Political Cooperation and Foreign Relations
Remember that the organization is not just an economic bloc. Another purpose of the European Union is to promote political cooperation and foreign relations among its member-countries. Part of the ideas about European integration comes from the need to maintain political stability across the continent through diplomacy or foreign relations.
However, it is important to note that international relations, in general, remains largely an intergovernmental matter, with EU member-countries controlling their foreign affairs to a large degree. Of course, there have been several instances when the EU operated as a single political actor in the international arena, particularly during trade agreements and energy matters.
There is also a unified mechanism for security and defense diplomacy and actions. EU has the Common Foreign and Security Policy department primarily responsible for such. It coordinates with the North Atlantic Treaty Organization regarding territorial defense. It also develops and participates in international peacekeeping missions and security policy forums.

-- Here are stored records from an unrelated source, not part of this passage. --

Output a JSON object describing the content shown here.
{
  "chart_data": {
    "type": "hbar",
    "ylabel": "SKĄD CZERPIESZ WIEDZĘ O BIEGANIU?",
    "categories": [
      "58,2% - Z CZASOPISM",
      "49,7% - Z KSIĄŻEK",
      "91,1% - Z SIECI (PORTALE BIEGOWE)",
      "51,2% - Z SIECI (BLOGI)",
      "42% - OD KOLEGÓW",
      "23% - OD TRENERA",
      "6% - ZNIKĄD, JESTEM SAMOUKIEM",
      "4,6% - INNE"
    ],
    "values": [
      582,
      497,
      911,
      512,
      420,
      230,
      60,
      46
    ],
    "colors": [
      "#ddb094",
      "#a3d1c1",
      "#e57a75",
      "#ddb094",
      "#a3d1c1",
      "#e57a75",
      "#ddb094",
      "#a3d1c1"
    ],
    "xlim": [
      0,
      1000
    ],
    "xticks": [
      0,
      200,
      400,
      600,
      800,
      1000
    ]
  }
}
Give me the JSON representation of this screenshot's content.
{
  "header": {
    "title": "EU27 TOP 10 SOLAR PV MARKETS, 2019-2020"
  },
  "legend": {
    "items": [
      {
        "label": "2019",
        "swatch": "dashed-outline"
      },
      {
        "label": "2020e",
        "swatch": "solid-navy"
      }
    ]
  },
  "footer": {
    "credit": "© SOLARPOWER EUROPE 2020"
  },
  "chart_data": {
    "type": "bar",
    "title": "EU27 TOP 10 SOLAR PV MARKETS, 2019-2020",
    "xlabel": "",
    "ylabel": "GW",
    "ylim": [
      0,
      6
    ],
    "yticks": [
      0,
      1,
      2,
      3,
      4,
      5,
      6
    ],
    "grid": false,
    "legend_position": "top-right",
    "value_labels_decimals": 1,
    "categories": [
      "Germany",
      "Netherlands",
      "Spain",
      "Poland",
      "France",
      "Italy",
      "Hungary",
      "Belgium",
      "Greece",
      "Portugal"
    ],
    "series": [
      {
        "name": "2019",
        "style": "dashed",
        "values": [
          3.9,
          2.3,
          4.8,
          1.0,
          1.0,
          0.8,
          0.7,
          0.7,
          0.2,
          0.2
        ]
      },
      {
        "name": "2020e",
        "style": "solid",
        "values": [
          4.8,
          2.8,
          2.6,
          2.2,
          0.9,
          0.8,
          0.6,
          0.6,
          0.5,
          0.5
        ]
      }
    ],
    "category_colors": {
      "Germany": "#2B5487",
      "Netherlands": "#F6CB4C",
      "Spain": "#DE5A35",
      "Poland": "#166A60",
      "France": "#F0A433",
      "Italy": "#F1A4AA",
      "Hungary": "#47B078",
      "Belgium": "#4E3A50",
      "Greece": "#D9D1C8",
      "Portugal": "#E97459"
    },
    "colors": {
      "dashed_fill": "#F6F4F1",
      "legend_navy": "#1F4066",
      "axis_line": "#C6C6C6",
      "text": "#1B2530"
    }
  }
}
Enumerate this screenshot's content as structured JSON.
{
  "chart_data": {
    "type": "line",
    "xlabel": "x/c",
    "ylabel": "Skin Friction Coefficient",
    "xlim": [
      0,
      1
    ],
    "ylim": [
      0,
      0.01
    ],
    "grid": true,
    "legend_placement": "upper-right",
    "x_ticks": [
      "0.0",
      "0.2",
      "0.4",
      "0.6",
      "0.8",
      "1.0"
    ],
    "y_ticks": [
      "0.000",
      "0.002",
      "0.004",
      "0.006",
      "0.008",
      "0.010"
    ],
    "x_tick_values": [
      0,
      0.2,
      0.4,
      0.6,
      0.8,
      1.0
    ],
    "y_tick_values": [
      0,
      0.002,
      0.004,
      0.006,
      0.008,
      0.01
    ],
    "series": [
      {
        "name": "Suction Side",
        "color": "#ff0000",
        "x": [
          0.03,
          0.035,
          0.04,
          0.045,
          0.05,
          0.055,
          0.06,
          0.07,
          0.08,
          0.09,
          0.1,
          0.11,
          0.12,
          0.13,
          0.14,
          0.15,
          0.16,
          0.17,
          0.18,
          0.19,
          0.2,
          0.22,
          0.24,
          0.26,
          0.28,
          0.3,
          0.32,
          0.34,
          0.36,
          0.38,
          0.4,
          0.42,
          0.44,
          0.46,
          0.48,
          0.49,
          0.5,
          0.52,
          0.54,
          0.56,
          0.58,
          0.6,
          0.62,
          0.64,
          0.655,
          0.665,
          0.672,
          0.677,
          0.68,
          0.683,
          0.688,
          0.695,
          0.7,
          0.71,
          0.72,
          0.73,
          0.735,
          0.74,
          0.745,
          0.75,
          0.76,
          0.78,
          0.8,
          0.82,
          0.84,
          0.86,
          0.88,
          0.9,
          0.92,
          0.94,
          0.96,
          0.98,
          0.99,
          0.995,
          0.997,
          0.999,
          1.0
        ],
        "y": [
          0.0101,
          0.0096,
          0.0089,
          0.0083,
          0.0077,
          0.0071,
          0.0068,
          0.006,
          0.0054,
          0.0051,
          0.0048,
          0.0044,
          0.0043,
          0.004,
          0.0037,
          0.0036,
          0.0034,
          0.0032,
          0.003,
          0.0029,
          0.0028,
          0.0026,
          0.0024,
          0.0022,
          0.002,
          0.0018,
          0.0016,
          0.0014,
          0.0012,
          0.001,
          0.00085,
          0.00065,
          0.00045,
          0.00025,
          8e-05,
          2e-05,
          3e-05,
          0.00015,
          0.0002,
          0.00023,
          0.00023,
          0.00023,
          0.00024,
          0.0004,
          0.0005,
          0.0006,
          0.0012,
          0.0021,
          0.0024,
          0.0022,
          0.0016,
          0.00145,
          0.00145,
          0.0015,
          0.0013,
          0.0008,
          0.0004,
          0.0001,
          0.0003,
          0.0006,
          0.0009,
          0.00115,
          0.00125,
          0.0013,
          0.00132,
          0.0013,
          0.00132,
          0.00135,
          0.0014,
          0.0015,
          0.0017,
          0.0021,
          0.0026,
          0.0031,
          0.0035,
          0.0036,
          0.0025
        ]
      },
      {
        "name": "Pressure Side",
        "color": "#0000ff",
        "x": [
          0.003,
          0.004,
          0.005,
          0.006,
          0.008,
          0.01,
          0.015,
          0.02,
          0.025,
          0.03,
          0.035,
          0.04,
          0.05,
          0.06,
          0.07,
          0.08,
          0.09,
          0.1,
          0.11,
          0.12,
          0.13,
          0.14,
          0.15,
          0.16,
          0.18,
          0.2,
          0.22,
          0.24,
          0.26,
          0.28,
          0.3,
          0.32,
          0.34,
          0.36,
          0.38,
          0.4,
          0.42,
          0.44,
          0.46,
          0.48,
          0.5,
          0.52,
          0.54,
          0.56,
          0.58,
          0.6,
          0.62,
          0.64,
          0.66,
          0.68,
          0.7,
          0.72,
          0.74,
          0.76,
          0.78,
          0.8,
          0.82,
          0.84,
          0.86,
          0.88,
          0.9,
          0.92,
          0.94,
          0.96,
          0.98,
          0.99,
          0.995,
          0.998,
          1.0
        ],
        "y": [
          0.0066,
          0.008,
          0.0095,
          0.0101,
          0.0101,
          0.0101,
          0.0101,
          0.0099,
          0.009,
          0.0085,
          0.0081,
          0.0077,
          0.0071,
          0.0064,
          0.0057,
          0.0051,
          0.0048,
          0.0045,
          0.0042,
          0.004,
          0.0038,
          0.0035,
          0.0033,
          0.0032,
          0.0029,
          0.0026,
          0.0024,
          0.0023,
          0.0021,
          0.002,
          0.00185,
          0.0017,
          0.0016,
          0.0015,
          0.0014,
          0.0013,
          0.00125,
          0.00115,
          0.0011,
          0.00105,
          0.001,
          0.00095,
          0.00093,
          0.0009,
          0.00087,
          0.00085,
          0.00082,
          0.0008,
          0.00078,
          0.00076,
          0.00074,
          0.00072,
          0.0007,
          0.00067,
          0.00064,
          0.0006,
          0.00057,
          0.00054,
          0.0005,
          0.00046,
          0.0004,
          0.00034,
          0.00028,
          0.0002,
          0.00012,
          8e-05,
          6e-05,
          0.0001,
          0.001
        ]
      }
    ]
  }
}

Internally, the EU promotes and protects conventions pertaining to the rights of EU citizens. Note that the organization has also been founded based on values the respect human dignity, freedom, democracy, equality, and the rule of law. Member-states are required to enforce treatise signed and ratified by the EU such as the Charter of Fundamental Rights of the European Union based on the Lisbon Treaty that took effect in 2009.
A Note on the Criticism about the Purpose of the European Union
The aforementioned details about the purpose, as well as the goals and objectives or roles and responsibilities of the European Union, are general. It is important to note that the body of treatise, frameworks, agreements, and deals behind the organization is not only comprehensive but also complicated.
Consider why the United Kingdom left the EU as an example. Despite the use of a single euro currency across the EU, the U.K. has maintained the pound sterling. Another example is the Eurozone and its difference with the EU. The Eurozone is specifically a monetary union of some EU member-countries. Several non-EU countries and states have been allowed to use the euro currency.
Essentially, the EU has several issues that all boil down to bureaucracy. The integration of different governments under a single supranational government entity has brought forth conflicts due to differences or disagreements in positions. The complications and issues have represented some of the significant criticism toward the EU and toward political and economic integration within the region.